Adolescents (13-18 years) who use screens daily in the hour before going to sleep have more sleep complaints. Examples of such complaints are a longer latency to fall asleep, shorter sleep duration and more frequent waking up during the night. They also have trouble staying awake during the day. These complaints are reduced when adolescents do not use screens during the evening for one week or when they wear orange glasses that block blue light.
For the first time in the Netherlands, researchers looked at the effects of evening screen use on sleep in children and adolescents (8-18 years). More than one in five children (8-13 years) use a luminous screen every day in the evening (22%), compared to 83% among adolescents (13-18 years). They often use screens in the evening for more than two hours.
The group that uses screens more frequently or for longer periods sleeps up to half an hour shorter. This coherency suggests a causal relationship, but there is no evidence for that yet. The researchers therefore let young people use no screens for a week, and wear an orange pair of glasses that blocks blue light for another week. Sleep complaints were reduced in these adolescents.
For this reason, it is important that people are aware of the use of a computer, smartphone or tablet in the hour before bedtime. Previous research showed that people with structural sleep deprivation have more trouble concentrating and perform less well. In addition, health problems can arise.

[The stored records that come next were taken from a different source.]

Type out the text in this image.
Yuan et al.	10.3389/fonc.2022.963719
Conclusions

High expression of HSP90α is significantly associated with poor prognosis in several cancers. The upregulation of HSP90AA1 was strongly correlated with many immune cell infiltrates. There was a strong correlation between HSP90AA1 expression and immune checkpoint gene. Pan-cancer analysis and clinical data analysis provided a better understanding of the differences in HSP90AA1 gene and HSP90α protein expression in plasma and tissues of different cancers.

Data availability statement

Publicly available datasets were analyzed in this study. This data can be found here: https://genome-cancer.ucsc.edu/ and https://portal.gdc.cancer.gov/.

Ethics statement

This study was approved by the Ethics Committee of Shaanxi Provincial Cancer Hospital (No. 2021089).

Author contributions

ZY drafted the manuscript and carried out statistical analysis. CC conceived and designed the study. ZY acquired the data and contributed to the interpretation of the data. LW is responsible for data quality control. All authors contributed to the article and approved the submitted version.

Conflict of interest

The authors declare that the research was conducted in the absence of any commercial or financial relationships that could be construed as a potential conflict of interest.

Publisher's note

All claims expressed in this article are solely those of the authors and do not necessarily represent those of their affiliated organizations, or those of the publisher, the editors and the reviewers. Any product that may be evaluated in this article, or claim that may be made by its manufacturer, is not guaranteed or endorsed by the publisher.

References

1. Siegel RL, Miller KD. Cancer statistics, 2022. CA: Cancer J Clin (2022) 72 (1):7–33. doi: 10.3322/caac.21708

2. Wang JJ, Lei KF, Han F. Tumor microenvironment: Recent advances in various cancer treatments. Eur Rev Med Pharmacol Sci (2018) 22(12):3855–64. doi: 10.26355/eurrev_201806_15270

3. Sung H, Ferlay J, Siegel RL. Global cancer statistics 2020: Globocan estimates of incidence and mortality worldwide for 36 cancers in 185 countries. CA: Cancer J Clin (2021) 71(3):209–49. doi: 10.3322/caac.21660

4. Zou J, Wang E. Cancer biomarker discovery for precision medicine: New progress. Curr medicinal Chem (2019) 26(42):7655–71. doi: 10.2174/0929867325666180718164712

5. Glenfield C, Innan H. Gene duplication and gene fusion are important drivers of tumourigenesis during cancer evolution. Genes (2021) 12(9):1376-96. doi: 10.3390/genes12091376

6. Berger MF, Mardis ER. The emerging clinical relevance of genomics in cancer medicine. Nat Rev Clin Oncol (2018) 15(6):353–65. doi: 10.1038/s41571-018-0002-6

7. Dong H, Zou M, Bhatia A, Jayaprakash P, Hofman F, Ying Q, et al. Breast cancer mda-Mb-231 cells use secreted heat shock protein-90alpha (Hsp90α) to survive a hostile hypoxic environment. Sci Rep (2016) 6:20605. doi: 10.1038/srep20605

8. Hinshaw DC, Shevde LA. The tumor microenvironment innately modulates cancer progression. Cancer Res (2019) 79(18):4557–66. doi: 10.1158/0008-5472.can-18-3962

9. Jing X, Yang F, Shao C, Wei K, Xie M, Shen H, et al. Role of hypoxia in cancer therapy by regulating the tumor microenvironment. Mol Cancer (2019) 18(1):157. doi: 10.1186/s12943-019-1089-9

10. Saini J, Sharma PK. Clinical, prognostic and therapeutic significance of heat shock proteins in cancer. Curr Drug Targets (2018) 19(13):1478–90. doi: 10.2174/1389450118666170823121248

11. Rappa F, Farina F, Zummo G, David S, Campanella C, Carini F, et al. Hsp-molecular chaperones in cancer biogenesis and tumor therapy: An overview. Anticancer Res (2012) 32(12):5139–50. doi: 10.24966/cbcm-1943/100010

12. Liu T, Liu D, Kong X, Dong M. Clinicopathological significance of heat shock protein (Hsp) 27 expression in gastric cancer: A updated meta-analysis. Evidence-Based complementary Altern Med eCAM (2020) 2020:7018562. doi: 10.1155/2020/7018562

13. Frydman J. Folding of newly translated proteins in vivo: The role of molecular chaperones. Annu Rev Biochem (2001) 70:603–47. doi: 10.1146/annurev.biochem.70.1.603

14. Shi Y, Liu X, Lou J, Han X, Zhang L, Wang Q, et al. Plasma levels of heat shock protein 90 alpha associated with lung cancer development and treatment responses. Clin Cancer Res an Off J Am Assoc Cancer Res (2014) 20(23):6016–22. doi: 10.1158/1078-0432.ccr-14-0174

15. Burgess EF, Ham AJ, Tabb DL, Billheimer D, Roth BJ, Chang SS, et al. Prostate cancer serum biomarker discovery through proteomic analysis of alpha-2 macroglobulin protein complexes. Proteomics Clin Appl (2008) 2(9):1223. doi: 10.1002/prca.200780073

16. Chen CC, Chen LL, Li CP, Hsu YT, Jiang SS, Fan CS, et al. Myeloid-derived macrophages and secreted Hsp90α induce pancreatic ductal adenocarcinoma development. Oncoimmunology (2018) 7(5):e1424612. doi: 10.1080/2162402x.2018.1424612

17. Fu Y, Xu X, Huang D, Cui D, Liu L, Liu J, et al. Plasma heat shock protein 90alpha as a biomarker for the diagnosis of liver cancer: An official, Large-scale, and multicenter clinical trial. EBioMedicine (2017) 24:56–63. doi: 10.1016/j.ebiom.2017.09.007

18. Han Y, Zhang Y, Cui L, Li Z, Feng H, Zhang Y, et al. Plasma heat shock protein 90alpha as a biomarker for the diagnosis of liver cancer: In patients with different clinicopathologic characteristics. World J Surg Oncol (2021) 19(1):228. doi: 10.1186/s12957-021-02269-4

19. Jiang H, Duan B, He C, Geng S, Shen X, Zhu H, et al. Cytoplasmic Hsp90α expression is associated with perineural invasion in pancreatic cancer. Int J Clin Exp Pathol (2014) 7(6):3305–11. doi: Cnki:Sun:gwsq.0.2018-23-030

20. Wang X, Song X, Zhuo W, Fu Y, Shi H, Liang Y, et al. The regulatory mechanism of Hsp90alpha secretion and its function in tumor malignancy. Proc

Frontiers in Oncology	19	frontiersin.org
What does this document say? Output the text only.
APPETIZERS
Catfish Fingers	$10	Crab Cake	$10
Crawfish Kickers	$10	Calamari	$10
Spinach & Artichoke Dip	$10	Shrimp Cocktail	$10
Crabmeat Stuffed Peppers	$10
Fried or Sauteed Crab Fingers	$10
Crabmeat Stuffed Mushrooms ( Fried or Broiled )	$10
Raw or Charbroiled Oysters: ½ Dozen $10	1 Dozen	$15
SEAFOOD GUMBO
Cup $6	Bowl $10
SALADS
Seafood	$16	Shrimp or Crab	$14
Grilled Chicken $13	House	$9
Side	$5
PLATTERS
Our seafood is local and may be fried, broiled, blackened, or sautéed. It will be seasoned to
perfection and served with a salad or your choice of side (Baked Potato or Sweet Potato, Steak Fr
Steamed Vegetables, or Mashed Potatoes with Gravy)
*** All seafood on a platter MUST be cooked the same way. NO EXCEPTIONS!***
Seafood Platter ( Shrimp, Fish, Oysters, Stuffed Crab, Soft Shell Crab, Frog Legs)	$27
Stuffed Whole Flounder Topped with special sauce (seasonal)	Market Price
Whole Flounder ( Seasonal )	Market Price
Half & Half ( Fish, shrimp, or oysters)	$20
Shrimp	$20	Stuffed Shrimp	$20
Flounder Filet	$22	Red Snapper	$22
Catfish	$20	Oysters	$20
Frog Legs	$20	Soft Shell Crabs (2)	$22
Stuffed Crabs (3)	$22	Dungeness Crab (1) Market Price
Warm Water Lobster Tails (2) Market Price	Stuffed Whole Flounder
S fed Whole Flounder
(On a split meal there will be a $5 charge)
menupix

In recent years, more and more luminous screens – not only televisions but also computers, laptops, tablets and smartphones – have been developed. The recently developed screens use LED technology, which emits relatively more blue light than traditional displays. It is known that blue light affects our biological clock, and can thus disturb sleep.
This research shows that blue light does indeed have an effect on sleep. In addition, the cognitive load of the activities performed on the devices with luminous screens may play a role. It is also possible that people go to sleep later as a result of screen use. If the time they have to wake up at remains the same, they have less time to sleep.
The study confirms results from previous research among adults. This research showed that frequent or prolonged screen use in the evening is associated with sleep complaints. Follow-up research should determine whether available (built-in) blue light filters on devices can reduce the negative effects on sleep. In addition, further research should clarify the exact role of the possible underlying mechanisms.
The RIVM National Institute for Public Health and the Environment performed this research together with the Amsterdam UMC, the Netherlands Institute for Neuroscience and Lifelines. The project was commissioned by the Dutch Food and Consumer Product Safety Authority.